It’s 6th Avenue. And then it’s 7th. Up and down. Stop and go.
Some of us are walking. We may get rained on. It takes us much longer to arrive. We may not ever get where we’re going on time. A loss.
Others are driven. A comfortable backseat from which to daydream and scheme. An easy ride to catch our breath and still get somewhere faster.
Sometimes, we get lucky. We find a penny face-up, or a dime to make the rest of our subway fare with. Maybe someone even offers a ride, at least some of the way. Or we have enough to hail a cab.
And sometimes, an accident happens. Traffic grinds us to a halt. We huff and puff, wondering if it’s even worth going all the way.
The rest of us might just be floating along, content with each pit stop more than any final destination. Convinced that as long as we’re moving, we’re fine.
The point, I guess, is that there isn’t enough room for everyone on the road, nor on the sidewalk or on the train. Maybe it’s better to wait for the next one. To not rush, and trust that wherever we’re going, we’ll get there somehow.
And sometimes, we may just be going the wrong way. Or we’re just not supposed to get there at all.
If and when we finally arrive, does it even matter how we got here?
It does.
You, still young, never having lost, not a tear shed or a decimal missing. You never bother to even consider it the luck you have, and that others don’t.
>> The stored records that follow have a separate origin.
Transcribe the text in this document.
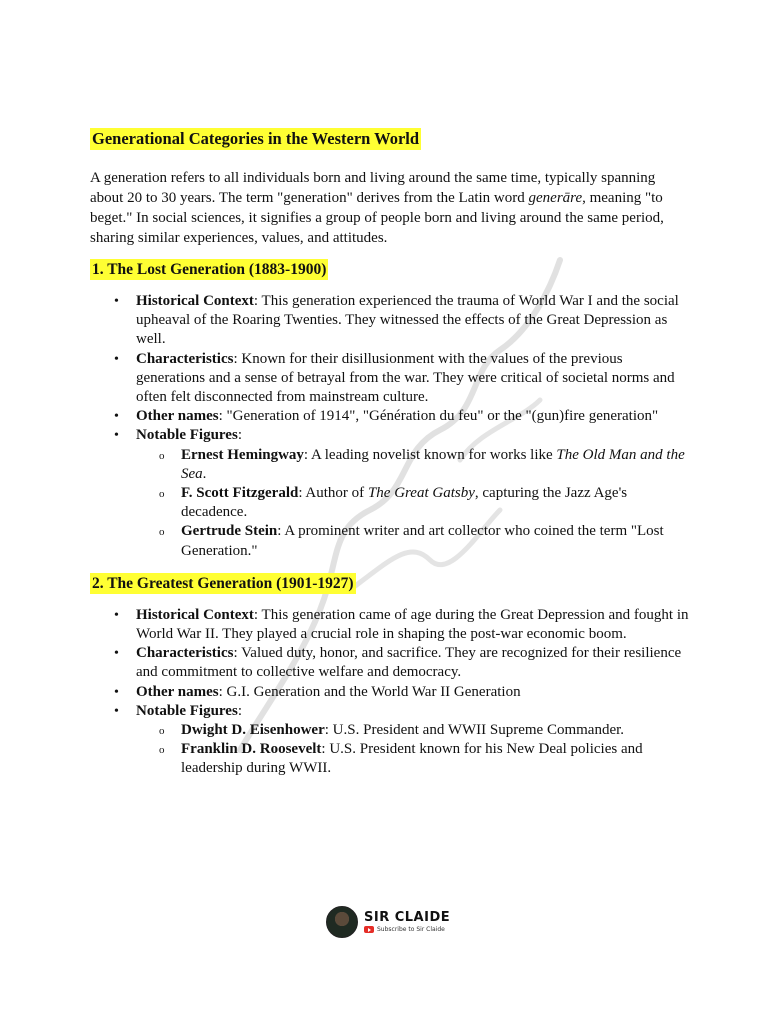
Generational Categories in the Western World

A generation refers to all individuals born and living around the same time, typically spanning about 20 to 30 years. The term "generation" derives from the Latin word generāre, meaning "to beget." In social sciences, it signifies a group of people born and living around the same period, sharing similar experiences, values, and attitudes.

1. The Lost Generation (1883-1900)
• Historical Context: This generation experienced the trauma of World War I and the social upheaval of the Roaring Twenties. They witnessed the effects of the Great Depression as well.
• Characteristics: Known for their disillusionment with the values of the previous generations and a sense of betrayal from the war. They were critical of societal norms and often felt disconnected from mainstream culture.
• Other names: "Generation of 1914", "Génération du feu" or the "(gun)fire generation"
• Notable Figures:
o Ernest Hemingway: A leading novelist known for works like The Old Man and the Sea.
o F. Scott Fitzgerald: Author of The Great Gatsby, capturing the Jazz Age's decadence.
o Gertrude Stein: A prominent writer and art collector who coined the term "Lost Generation."
2. The Greatest Generation (1901-1927)
• Historical Context: This generation came of age during the Great Depression and fought in World War II. They played a crucial role in shaping the post-war economic boom.
• Characteristics: Valued duty, honor, and sacrifice. They are recognized for their resilience and commitment to collective welfare and democracy.
• Other names: G.I. Generation and the World War II Generation
• Notable Figures:
o Dwight D. Eisenhower: U.S. President and WWII Supreme Commander.
o Franklin D. Roosevelt: U.S. President known for his New Deal policies and leadership during WWII.
SIR CLAIDE
Subscribe to Sir Claide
Or you, now aged and creaky, arriving with less than you had before, or nothing at all. Bitter that no one ever slowed down enough for you to catch up.
What then? Is it worth your efforts? Would you rather give or take? It’s easy to assume your walk is a necessity, the other’s ride a luxury.
Is there a way we can all move at the same pace? The same level of comfort? Is there a way to make this all more fair?
Or is this all of this built on the notion that the only responsibility we have is to ourselves, and that believing any deck of cards can dictate our fate is, itself, just a precarious house of cards?
It’s the illusion that life is anything but a zero-sum game.